Tom Whittaker, left, and Don Greenwell served as co-chairmen of the assembly, steering the two-hour discussion through a wide range of issues. Among the topics explored were impacts of the construction downturn on engineering and architectural services as well as the construction work force itself. Panelists also assessed the role of technology, trends in materials costs and availability of capital for construction projects.

How Broad a Recovery?

Host Don Greenwell of The Builders’ Association and his assembly co-chairman, J.E. Dunn’s Tom Whittaker, teed up the conversation by asking each of the participants to assess both the timing and breadth of a recovery, given their various construction perspectives.

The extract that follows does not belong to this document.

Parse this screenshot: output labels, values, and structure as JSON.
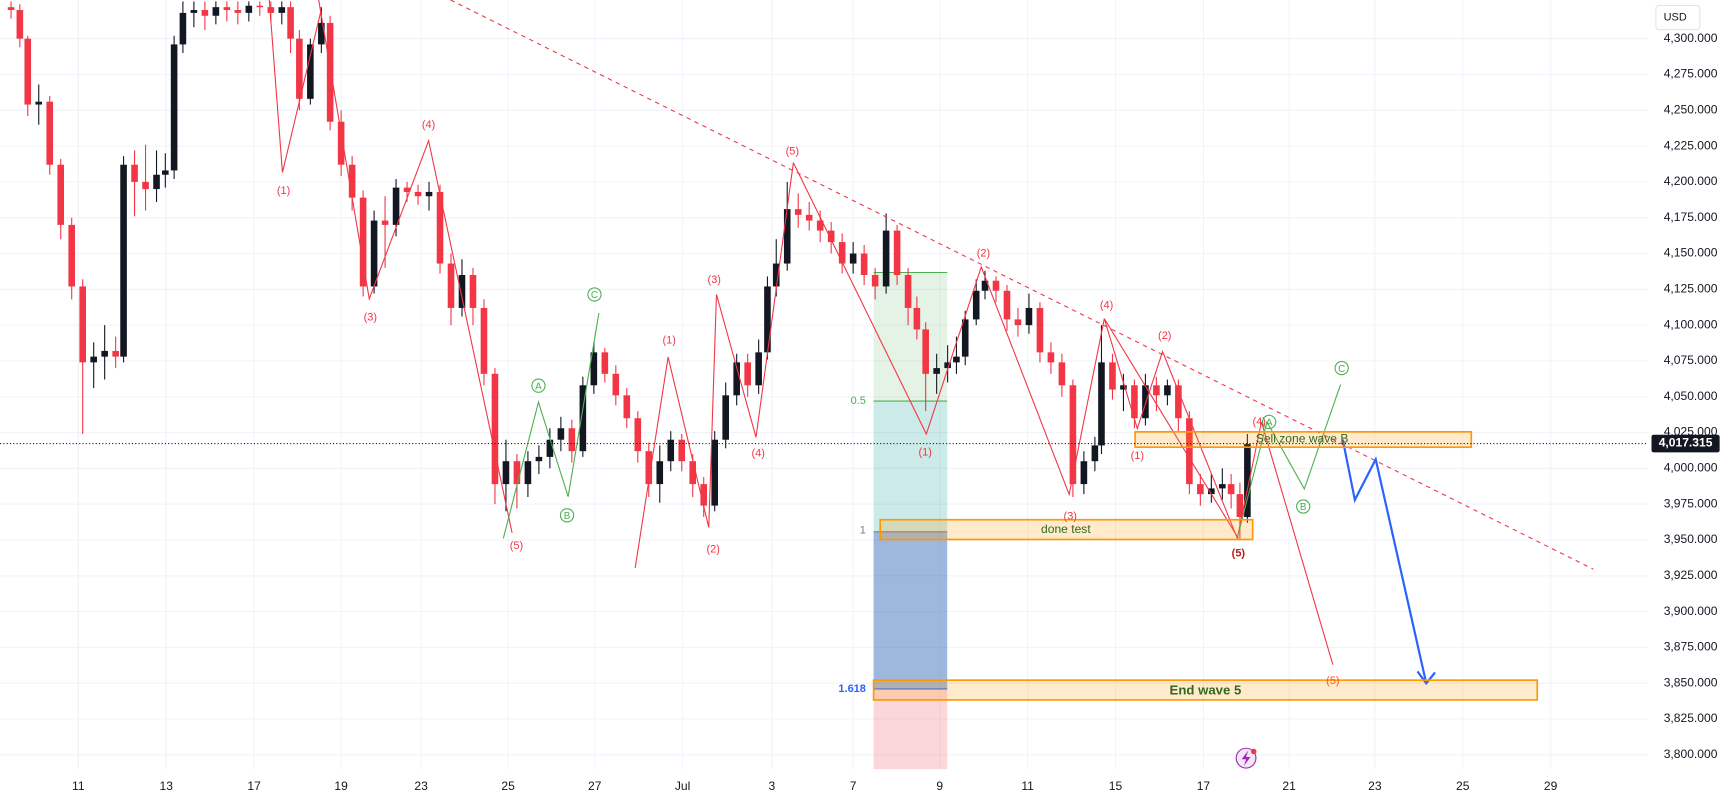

“I think from a time standpoint, it’s now,” said Dirk Schafer, chief operating officer for Dunn. “We saw a little uptick in revenue last year, and that did change the shape of the curve. This year we’re seeing another increase in revenue.” But as for the breadth, he said, “I’m not quite so sure of, or at least the sustainability. I think next year, for us, is still too early to call. I don’t know if we’re going to have a third yearly increase in revenue or if it’s going to stay flat. Three months ago, I might have said next year is going down. There are some positive signs; we still have the question on sustainability.”

Paul Neidlein, a vice president for national giant Turner Construction and general manager of its Kansas City office, said his perspective was slanted a bit by a long run of activity that didn’t start declining until this year. “For us, the next six to nine months feel a little bare. The work we’re pursing today, and over the next 90 days, doesn’t start until next year. There seems to be a lot more activity with more sizeable things that will change the curve for us.”

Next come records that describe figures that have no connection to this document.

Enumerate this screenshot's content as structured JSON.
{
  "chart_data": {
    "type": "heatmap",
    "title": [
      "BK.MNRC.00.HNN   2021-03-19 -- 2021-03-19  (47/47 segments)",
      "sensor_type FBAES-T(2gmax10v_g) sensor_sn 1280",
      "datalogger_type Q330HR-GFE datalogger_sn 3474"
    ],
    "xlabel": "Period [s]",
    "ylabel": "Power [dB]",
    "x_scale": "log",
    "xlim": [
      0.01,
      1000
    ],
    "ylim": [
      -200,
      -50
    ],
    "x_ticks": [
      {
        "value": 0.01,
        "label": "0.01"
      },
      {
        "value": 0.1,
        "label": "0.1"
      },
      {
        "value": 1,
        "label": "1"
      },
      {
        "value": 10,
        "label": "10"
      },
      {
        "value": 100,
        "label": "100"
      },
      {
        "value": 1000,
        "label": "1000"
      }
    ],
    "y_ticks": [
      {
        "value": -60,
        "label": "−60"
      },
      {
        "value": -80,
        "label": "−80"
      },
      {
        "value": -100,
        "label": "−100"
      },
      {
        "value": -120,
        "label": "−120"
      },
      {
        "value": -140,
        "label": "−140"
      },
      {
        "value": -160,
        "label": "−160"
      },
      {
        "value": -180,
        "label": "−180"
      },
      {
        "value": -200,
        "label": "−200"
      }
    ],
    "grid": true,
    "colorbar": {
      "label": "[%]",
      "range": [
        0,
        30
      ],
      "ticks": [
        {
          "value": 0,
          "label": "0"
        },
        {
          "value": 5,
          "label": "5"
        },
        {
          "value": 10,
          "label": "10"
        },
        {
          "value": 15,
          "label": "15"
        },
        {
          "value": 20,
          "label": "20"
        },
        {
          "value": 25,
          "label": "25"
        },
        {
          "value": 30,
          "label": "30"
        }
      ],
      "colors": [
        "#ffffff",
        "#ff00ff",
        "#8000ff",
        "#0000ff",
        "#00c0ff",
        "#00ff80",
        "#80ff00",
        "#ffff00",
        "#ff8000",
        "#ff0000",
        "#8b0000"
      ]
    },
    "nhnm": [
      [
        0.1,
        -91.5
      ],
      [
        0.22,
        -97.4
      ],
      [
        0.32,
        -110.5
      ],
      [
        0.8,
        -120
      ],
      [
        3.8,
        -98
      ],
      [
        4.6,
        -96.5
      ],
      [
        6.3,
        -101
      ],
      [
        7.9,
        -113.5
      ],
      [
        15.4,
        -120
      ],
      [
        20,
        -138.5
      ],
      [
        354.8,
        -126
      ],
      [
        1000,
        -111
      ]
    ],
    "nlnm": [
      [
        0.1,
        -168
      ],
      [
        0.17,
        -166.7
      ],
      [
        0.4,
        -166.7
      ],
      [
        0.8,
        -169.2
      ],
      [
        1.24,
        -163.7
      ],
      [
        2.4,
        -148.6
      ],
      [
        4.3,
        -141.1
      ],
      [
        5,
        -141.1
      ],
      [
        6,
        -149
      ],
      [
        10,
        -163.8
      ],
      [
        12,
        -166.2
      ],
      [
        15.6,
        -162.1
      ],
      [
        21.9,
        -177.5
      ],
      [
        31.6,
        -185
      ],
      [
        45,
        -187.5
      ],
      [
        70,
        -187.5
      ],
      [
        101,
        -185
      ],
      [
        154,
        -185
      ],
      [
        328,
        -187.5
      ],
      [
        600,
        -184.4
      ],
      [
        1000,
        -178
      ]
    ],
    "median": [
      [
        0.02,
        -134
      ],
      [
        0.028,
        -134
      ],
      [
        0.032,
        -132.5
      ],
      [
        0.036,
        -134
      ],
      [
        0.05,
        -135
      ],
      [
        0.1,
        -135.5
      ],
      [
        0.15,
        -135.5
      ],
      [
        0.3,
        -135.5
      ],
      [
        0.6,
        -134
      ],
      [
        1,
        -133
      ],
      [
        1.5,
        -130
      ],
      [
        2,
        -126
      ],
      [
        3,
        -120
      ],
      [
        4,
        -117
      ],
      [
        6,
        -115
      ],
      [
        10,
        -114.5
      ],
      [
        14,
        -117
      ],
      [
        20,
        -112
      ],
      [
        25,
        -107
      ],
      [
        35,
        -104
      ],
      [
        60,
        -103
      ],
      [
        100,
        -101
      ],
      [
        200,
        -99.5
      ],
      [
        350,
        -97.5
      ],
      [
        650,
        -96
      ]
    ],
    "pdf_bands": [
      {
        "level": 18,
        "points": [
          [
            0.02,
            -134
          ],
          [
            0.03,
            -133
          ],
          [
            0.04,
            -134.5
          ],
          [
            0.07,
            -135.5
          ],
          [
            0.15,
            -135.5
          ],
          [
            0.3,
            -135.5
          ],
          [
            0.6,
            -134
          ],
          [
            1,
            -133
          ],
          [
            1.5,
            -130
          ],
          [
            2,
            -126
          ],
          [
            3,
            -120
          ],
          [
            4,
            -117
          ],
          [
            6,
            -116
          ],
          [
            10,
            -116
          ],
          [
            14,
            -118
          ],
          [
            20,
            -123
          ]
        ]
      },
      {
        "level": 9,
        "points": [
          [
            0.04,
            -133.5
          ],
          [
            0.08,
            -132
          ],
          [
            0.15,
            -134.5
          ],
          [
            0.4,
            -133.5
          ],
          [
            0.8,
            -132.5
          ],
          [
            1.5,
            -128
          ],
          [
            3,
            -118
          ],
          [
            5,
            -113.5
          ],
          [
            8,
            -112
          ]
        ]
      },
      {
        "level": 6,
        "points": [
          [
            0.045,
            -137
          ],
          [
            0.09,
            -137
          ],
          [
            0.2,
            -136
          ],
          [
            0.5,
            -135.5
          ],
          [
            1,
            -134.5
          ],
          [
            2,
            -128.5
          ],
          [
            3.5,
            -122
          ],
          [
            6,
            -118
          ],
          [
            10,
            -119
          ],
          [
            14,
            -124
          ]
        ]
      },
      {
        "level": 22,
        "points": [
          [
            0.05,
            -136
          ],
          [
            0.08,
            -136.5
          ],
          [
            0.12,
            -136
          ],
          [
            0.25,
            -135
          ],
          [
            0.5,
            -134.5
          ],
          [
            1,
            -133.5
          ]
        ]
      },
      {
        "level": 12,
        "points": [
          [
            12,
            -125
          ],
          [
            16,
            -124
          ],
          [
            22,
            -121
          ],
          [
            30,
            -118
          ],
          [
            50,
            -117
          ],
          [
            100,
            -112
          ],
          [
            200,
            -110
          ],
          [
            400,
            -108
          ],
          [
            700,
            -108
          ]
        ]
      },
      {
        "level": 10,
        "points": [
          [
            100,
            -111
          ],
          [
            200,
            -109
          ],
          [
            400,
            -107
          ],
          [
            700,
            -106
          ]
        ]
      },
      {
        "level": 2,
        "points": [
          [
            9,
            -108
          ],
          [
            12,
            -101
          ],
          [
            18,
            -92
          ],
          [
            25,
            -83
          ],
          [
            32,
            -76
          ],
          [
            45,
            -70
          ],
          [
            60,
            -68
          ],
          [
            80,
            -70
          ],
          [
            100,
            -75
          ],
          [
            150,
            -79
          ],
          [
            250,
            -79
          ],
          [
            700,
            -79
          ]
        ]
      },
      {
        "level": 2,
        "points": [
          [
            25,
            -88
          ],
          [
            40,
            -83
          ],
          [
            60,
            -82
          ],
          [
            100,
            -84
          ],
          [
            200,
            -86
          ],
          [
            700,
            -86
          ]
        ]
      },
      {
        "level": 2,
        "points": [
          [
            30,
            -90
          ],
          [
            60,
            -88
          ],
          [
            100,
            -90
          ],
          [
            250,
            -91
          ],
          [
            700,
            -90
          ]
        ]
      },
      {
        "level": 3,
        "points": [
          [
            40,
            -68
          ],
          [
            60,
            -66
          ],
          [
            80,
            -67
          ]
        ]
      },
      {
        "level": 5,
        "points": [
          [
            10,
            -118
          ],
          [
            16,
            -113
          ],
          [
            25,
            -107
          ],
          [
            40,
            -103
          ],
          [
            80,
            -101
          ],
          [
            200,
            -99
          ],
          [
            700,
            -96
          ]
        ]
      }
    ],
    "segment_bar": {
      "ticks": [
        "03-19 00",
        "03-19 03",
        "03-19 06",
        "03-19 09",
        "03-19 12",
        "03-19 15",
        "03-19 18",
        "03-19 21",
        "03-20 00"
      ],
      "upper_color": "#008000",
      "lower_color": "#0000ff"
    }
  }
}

Fierce competition, Neidlein said, had compelled Turner to cast the net for new work far wider than in previous years, a development familiar to nearly everyone in the room, with one exception—Rory O’Connor. He’s the odd man out in any construction crowd, he says, because Grand Construction, where he’s president, just launched this year. “We’re in a very fortunate position,” he said, “we started the company with a little bit of backlog to keep us going. We’re a construction management sort of firm for owners—the way we sit right now, we have about two years’ worth of backlog. With everything else, that’s only going to last so long.” The easiest way to get work, he noted, is to have work, but “we’re out chasing everything we can chase.”

Rosie Privitera Biondo, chief executive at Mark One Electric, went against the grain by noting that as both subcontractor and specialist, “business for us has been really great for the last several years, so we really didn’t ride that roller coaster. This is the first year we’re really seeing any piece of that. I say that, yet we’re still super busy, it’s just a different kind of work. We’re going after more inside work, less outside work. Our numbers are still strong; we’re just trying to skin the cat another way.”

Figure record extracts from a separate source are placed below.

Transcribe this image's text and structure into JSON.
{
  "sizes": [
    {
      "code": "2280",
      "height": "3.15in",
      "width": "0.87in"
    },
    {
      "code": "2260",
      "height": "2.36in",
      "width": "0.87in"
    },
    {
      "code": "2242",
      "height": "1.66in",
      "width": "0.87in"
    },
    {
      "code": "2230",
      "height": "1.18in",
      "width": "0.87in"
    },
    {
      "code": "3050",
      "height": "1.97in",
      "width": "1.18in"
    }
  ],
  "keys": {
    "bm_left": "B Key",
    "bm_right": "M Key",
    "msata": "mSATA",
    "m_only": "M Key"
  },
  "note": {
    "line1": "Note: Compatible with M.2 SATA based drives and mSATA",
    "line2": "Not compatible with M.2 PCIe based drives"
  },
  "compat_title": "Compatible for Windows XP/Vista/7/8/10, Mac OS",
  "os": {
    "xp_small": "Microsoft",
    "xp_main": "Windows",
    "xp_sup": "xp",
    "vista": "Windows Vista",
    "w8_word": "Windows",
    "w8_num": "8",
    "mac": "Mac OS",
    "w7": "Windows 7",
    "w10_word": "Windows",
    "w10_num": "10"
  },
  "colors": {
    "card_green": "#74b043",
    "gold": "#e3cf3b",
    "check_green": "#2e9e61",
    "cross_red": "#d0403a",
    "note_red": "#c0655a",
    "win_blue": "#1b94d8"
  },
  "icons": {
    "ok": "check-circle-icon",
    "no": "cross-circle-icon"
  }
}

From the perspective of a surety operation, the Lockton Companies’ Doug Irvin noted that “just in our local activity, just watching the bid-bond activity and our premium writings, we saw a pretty sharp drop-off the last part of last year. We’re actually seeing some uptick that’s getting us back up to sustainability.” But it will be a while, he said, perhaps another 18 months. In the meantime, “no-body is really even close to being full in terms of backlogs, so there’s going to continue to be a lot of pressure on margins.”

Those in health-care construction or other niche areas will manage, he said but those specializing in retail construction are likely to struggle.